In practice, this means configuring your pipeline so that security scan failures are treated as build failures. Merge requests should not be mergeable if the security checks have not passed. Branch protection rules in GitHub, GitLab, and Bitbucket all support this, and it is one of the most impactful settings you can enable.
It also means being disciplined about not creating exceptions. The moment someone merges a pull request with a known critical vulnerability because the deadline is tight, the entire system loses its value. If your team needs to make a risk-based decision to ship with a known low-severity issue, that is reasonable. But it should be a documented, deliberate choice rather than a default behaviour.
The cost of adding security scanning
One common objection to pipeline security scanning is that it slows down builds. In our experience, this is overstated. Running composer audit takes seconds. pnpm audit is similarly fast. PHPStan analysis on a medium-sized Laravel project typically completes in under a minute.
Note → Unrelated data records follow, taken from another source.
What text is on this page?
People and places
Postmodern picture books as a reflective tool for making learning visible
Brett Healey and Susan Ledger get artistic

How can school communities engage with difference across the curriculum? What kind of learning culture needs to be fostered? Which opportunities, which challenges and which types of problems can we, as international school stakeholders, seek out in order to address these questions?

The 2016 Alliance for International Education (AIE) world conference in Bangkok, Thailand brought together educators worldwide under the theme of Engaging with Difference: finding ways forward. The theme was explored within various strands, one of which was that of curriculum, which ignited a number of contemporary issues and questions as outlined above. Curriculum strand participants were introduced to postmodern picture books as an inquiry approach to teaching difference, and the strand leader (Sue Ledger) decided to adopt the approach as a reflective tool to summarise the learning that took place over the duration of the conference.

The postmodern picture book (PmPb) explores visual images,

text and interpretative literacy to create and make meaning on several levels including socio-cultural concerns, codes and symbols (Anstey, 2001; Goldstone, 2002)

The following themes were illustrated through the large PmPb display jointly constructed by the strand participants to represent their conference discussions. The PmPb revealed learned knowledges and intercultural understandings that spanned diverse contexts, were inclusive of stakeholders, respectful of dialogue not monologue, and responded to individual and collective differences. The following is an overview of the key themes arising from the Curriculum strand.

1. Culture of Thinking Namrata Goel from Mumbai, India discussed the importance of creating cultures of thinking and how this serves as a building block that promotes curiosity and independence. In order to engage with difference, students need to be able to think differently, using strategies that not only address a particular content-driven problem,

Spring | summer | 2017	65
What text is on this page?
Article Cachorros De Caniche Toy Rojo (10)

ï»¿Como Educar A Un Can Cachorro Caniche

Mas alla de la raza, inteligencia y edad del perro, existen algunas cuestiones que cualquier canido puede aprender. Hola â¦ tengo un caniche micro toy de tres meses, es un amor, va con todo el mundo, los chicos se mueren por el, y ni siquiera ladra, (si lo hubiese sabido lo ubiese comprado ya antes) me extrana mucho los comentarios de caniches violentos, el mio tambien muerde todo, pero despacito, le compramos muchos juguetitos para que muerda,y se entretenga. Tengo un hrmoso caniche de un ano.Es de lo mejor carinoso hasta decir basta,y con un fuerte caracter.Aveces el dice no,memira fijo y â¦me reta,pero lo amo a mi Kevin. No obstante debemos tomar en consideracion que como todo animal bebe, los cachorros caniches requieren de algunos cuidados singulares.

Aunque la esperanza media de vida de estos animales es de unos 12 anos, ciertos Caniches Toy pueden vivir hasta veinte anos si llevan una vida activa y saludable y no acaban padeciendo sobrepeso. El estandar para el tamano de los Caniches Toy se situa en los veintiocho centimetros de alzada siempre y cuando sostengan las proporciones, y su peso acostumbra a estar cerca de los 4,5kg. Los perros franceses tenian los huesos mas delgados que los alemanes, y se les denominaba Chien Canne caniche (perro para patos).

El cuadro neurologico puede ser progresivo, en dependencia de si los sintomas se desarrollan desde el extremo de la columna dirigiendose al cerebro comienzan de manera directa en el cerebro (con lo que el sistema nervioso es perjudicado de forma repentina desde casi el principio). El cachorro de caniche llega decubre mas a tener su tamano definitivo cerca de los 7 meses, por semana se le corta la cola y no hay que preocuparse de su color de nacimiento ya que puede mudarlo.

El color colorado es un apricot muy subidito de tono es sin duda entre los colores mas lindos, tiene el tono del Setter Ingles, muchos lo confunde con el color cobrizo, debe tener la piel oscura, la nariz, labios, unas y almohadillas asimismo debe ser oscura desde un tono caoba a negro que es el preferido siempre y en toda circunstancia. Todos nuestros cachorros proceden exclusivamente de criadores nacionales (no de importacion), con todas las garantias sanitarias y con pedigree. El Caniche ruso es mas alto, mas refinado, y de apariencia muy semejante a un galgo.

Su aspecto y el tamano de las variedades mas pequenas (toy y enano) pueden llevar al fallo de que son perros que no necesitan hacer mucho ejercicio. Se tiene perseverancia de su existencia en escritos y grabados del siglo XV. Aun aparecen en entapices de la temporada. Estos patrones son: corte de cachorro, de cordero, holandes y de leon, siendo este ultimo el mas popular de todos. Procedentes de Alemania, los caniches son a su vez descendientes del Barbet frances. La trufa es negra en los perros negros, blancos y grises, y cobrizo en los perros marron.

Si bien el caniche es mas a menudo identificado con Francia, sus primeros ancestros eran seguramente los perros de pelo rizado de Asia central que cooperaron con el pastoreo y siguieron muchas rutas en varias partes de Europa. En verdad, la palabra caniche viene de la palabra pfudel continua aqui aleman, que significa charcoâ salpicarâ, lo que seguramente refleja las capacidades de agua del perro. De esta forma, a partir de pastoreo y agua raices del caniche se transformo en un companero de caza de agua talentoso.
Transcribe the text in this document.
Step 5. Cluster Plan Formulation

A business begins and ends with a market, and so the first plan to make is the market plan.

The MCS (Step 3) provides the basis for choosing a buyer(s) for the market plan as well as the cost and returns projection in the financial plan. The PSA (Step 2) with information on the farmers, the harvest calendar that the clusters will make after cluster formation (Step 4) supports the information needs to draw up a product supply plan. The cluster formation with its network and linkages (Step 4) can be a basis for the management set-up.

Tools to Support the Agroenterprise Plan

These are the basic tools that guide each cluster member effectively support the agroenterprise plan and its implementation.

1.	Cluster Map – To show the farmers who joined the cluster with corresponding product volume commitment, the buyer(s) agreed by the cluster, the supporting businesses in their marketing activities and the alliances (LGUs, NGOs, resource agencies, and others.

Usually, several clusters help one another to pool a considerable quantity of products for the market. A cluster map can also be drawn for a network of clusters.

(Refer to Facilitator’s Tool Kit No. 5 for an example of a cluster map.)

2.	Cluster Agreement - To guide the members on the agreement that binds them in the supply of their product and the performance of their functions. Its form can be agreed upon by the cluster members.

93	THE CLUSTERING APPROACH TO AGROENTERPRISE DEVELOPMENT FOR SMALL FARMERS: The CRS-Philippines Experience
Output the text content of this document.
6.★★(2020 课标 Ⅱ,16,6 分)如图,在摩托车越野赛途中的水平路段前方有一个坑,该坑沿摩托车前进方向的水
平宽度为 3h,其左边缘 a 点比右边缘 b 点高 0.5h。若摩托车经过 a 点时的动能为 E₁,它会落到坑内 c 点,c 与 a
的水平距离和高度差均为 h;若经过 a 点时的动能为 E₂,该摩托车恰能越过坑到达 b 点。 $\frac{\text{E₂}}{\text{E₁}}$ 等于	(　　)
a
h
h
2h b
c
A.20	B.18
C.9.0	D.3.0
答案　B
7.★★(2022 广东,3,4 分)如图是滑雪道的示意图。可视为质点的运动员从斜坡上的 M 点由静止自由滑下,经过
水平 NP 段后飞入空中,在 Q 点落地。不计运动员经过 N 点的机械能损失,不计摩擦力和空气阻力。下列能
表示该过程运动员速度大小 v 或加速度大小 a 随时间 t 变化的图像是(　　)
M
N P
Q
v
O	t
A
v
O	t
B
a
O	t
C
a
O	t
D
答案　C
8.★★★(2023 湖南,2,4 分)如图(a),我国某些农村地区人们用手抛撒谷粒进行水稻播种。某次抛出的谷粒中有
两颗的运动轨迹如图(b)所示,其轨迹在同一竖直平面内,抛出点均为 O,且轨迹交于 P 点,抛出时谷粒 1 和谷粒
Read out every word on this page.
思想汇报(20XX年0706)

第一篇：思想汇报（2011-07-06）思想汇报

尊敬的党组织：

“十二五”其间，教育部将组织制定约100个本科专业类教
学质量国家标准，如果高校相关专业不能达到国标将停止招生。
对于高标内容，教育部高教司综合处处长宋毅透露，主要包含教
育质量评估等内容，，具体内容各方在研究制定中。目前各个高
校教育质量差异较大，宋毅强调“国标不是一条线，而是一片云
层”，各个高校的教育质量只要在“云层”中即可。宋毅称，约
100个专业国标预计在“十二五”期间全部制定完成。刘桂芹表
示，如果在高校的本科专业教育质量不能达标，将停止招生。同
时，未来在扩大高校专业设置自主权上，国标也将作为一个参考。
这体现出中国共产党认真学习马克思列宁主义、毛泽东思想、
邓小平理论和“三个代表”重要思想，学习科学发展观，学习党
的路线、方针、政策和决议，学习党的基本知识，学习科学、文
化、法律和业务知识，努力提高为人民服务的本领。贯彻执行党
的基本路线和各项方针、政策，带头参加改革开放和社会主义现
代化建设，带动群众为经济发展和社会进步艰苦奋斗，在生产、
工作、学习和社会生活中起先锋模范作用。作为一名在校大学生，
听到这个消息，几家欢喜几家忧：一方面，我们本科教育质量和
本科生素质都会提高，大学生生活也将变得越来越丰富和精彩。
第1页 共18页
Secret scanning with gitleaks is measured in seconds.
Even if your total pipeline time increases by two or three minutes, that is a negligible cost compared to what you gain. As we discussed in The Hidden Cost of Ignoring Security Updates, the cost of a security breach runs into incident response, forensic investigation, regulatory fines under GDPR, customer communication, and reputational damage. A few extra minutes of CI time is a trivial insurance premium.
Where this fits in your broader security practice
Automated pipeline scanning is not a replacement for other security practices. It does not eliminate the need for a proper patching schedule, for keeping your framework and language versions current, or for secure coding practices in your team. It is one layer in a defence-in-depth approach.
What it does exceptionally well is catch the easy wins. The known vulnerability in a transitive dependency. The accidentally committed credential. The type confusion that could lead to an injection. These are the issues that automated tools excel at finding, and catching them at the pipeline stage means they never reach production.
If your CI/CD pipeline does not currently include security scanning, start with the basics. Add composer audit and pnpm audit as build steps. Enable Dependabot on your GitHub repositories. Install PHPStan with Larastan and run it on every build. These three steps take less than an hour to set up and will catch the majority of common issues from day one.
From there, you can layer in more advanced tooling as your security practice matures. Snyk for deeper vulnerability analysis. Psalm for taint tracking. gitleaks for comprehensive secret detection. Each addition strengthens the gate between your development environment and production.
The best time to add security scanning to your pipeline was when you first set it up. The second best time is today.